NAFLD has been shown to occur 1.5 to 3 times more frequently in patients with psoriasis than in the general population.^3,11,15 Prevalences of NAFLD ranging up to 65% have been reported in this patient population.¹⁶ The increased risk of NAFLD in psoriasis patients is not surprising, as the two diseases share a common link with the metabolic syndrome. However, there may be an association between psoriasis and NAFLD that is independent from the metabolic syndrome, hinging directly on the chronic low-grade systemic inflammatory burden characteristic of these two conditions.⁵ Importantly, when psoriasis co-occurs with NAFLD the disease severity and morbidity of both conditions may be greater.¹⁷

The aim of this review is to evaluate the recent literature on the clinical and pathophysiological associations linking psoriasis with NAFLD, independently of the metabolic syndrome, focusing on the chronic low-grade inflammation underpinning the two disorders. Second, we aimed to assess the potential hepatotoxic and hepatoprotective effects of currently approved systemic psoriasis therapies, in particular dimethyl fumarate (DMF), an oral small molecule with pleiotropic effects that could positively impact NAFLD, focusing on the chronic low-grade inflammation underpinning the two disorders. Second, we aimed to assess the potential hepatotoxic and hepatoprotective effects of currently approved systemic psoriasis therapies, in particular dimethyl fumarate (DMF), an oral small molecule with pleiotropic effects that could positively impact NAFLD.

Search Strategy

For this narrative review, a targeted search of PubMed up to 14 July 2021 was conducted using the following search strategies: ‘psoriasis’ with (a) “non-alcoholic fatty liver disease/NAFLD” (n = 96), (b) “hepatotoxicity” 1/1/2010 to 14/7/2021 (n = 72), and (c) “hepatoprotection” (n = 14); “psoriasis treatment” with (a) “hepatotoxicity” 1/1/2010 to 14/7/2021 (n = 68), and (b) hepatoprotection (n = 11). Relevant papers were identified by reviewing abstracts or full papers (if required), and by contributory articles cited in the selected references. The bibliography was augmented by key articles known to the authors and, finally, by individual drug data identified via a search of LiverTox (https://www.ncbi.nlm.nih.gov/books/NBK548744/).
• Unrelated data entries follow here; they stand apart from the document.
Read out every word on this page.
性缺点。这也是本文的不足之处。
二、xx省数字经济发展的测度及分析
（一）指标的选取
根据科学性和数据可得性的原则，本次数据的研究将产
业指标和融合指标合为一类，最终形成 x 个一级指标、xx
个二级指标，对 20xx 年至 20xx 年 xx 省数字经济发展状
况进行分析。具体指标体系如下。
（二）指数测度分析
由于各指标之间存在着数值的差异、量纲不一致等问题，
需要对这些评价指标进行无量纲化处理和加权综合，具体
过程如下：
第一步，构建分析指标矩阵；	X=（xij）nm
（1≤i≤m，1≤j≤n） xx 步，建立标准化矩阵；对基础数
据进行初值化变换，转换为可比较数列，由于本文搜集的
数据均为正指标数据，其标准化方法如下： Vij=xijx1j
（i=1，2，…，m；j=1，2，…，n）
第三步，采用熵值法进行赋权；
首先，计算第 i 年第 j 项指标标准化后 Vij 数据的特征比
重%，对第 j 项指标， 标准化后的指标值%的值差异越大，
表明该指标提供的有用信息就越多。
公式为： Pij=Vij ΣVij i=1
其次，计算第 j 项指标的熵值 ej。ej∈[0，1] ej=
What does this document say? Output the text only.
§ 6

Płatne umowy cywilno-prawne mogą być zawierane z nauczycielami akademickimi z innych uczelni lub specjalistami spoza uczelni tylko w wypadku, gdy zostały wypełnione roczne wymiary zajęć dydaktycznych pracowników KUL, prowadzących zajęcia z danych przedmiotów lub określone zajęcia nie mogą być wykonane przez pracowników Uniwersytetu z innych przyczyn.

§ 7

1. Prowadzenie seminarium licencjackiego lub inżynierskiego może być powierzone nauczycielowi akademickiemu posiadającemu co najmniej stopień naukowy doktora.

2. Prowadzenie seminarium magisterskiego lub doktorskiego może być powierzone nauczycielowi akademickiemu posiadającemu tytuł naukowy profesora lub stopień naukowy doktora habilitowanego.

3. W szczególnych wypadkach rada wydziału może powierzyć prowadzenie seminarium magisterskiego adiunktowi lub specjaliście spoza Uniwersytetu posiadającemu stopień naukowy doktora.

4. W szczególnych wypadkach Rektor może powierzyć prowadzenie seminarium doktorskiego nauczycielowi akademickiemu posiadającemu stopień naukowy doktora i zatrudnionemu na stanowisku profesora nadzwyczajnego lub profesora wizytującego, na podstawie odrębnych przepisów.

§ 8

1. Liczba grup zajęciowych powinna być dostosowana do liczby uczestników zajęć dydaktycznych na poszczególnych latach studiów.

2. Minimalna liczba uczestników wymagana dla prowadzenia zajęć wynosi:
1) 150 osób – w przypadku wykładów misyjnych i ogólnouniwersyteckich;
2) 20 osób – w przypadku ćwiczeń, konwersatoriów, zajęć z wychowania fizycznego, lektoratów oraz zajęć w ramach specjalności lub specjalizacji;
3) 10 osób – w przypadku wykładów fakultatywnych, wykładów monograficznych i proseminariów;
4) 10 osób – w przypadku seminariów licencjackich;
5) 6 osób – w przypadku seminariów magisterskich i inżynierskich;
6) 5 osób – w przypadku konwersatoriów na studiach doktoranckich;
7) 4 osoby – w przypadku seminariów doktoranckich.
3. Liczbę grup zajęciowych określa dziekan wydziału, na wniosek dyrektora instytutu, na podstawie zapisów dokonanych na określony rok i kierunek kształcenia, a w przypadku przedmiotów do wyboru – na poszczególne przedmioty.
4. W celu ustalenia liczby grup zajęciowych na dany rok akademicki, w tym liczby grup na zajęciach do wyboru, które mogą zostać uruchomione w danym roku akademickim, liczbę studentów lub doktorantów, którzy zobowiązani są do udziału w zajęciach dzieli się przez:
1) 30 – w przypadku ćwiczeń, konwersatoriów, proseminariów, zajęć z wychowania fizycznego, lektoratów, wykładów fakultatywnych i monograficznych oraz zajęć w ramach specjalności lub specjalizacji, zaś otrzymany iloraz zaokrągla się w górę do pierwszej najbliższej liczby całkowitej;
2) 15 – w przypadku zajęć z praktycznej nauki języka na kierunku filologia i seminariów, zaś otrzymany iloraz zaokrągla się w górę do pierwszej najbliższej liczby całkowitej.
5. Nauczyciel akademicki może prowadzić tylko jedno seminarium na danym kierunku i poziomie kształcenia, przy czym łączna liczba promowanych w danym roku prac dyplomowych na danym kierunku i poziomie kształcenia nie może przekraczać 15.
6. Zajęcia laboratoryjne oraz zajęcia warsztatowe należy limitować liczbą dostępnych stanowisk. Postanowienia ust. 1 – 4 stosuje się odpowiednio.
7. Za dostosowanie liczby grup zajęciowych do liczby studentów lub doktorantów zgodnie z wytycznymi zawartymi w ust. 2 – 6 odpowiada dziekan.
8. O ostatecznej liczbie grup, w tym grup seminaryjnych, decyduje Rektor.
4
Non-Alcoholic Fatty Liver Disease: Definitions and Spectrum

NAFLD is the most common chronic liver disease worldwide and, in the majority of patients, is strongly associated with metabolic risk factors such as obesity, diabetes mellitus, and dyslipidemia. Individuals with metabolic syndrome have a 4- to 11-fold increased risk of developing NAFLD.¹⁸ NAFLD is characterized by fat deposition in the liver, in the absence of viral diseases such as hepatitis B or C, significant alcohol consumption, use of steatosis-stimulating drugs such as methotrexate, steroids, amiodarone and tamoxifen, or certain hereditary conditions including Wilson’s disease and cholesteryl ester storage syndrome.^19,20

NAFLD includes a wide spectrum of liver conditions with two main histological forms: simple hepatic steatosis (fat deposited, but no damage to liver cells) and NASH, which is characterized by hepatic inflammation that can lead to liver fibrosis. The aberrant pathophysiological processes underlying the progression to NASH are not fully understood, but are thought to include an imbalance of fatty acid metabolism leading to steatosis, and an elevated inflammatory response as a result of oxidative/metabolic stress and dysregulated cytokine production.²¹ Potential consequences of these processes are the development of lobular hepatitis with perivenular/pericellular (chicken wire) fibrosis, NAFLD-associated cirrhosis and liver failure and, albeit infrequently, hepatocellular carcinoma (Figure 1).^5,22

Figure 1 Spectrum of non-alcoholic fatty liver disease (NAFLD). Data from these studies.^5,22

In terms of clinical presentation, the majority of NAFLD cases are either asymptomatic or have nonspecific symptoms such as fatigue and abdominal pain, and/or abnormal liver function test results. NAFLD can be diagnosed if > 5% hepatic steatosis is shown by liver ultrasound in the absence of excessive alcohol use.⁸ The assessment for potential NASH requires additional testing using non-invasive assessment for liver fibrosis such as vibration-controlled transient elastography or magnetic resonance elastography. However, to confirm the diagnosis of NASH, histopathologic assessment of a liver biopsy is required.

Treatment of NAFLD is limited to optimal management of comorbid conditions such as type 2 diabetes and dyslipidemia, and lifestyle modifications aiming at 7–10% weight loss through caloric restriction and exercise.⁸ Weight loss and increased physical activity/exercise can help normalize liver enzyme levels, reduce hepatic inflammation and improve insulin resistance, steatosis and liver histology.²³ There are currently no approved pharmacological therapies for NAFLD; oral vitamin E and pioglitazone are options that have shown modest clinical benefits.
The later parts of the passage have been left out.